Re: comments on SPARQL Query Language for RDF from Bob MacGregor on 2007-05-29 (public-rdf-dawg-comments@w3.org from May 2007)

From: Bob MacGregor <bmacgregor@siderean.com>
Date: Mon, 28 May 2007 22:23:00 -0700
To: "Richard Newman" <rnewman@franz.com>
Cc: public-rdf-dawg-comments@w3.org, "Eric Prud'hommeaux" <eric@w3.org>
Message-Id: <5E6480B5-5345-447E-B393-4C9491D6F85D@siderean.com>

Hi Richard,

On May 28, 2007, at 1435, Richard Newman wrote:

> Hi Bob,
>
> <snip>
>   Regarding point 2: yes, AllegroGraph allows you to store whatever  
> you like in the graph field of a triple. Other stores might not.  
> I'm not sure that I agree with you about naming -- why not mint  
> URIs, or use UUID URNs? You can cram almost anything into a URI! --  
> but you can certainly use variables in your queries.

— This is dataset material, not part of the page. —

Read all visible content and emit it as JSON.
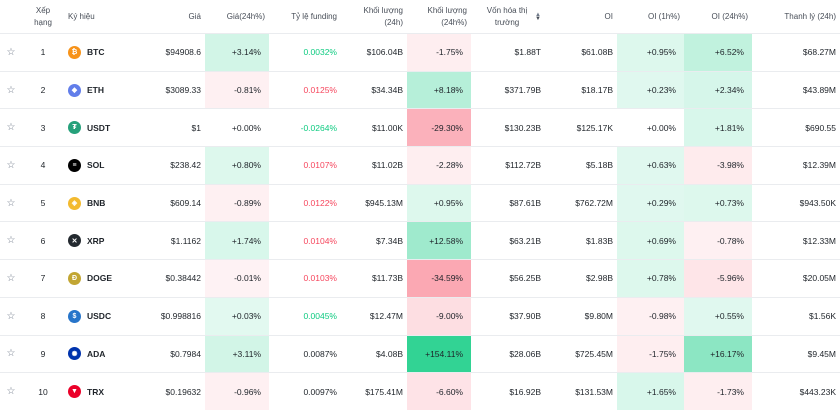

The phrase "mint URIs" raises a red flag, since it is frequently  
contrary to the whole point of a URI.  That is definitely true in  
this case.
Suppose I have two graphs with identical triples, and identical  
provenance attached to their "graph names".  I claim that these
two graphs should be considered equivalent.  If the graphs are  
identified with blank nodes, then that is indeed the case.  Otherwise,
its not.  The presence of a URI overdefines the semantics of the  
provenance.  Does this matter?  Indeed it does.  Our quad store
does union and collapsing operations on provenance to increase  
performance (sometimes by orders of magnitude).  The operations
it performs are not valid if URIs are present.  I would not be  
surprised if AllegroGraph does not yet incorporate these optimizations.
However, once you start to use sufficiently aggressive provenance,  
its likely you will want to do the same.
>
>   Regarding point 3: the dataset issue is the only obstacle.  
> Implementations can do what they like if you don't specify a  
> dataset (so AG lets you choose what happens), but there is no  
> support in the spec for anything like FROM NAMED * -- there was  
> discussion about this recently.

FROM NAMED* is the default behavior for our query language.
>
>   If your implementation is kind to you on the dataset issue (i.e.,  
> you can run a query against all graphs), then something like:
>
> SELECT ?foo WHERE {
>   GRAPH ?g {
>     ?foo ?bar "foo" .
>   }
>   GRAPH <urn:prov> {
>     ?g dc:date ?asserted .
>     FILTER (?asserted > ...)
>   }
> }

This is indeed the kind of provenance we want to express.  Of course,  
the syntax is almost unbearably awkward.  In our
language, it would be something like
    SELECT ?foo
    WHERE  (?foo ?bar "foo" ?cxt) AND (?cxt dc:date ?timeOfAssertion)  
AND ?timeOfAssertion > ...

This kind of construction is not merely simpler; it allows the query  
optimizer full scope for evaluating the normal
and provenance triples in whatever order is most efficient.

I have not seen examples resembling your GRAPH example in any of the  
SPARQL
literature.  If SPARQL is in fact intended to support variables in  
context position, then I think such an
example ought to be included.  Can you point me to such?

> <snip>

Cheers, Bob

Bob MacGregor
Chief Scientist
Siderean Software, Inc.
310.647.5690
bmacgregor@siderean.com

Received on Tuesday, 29 May 2007 05:23:12 UTC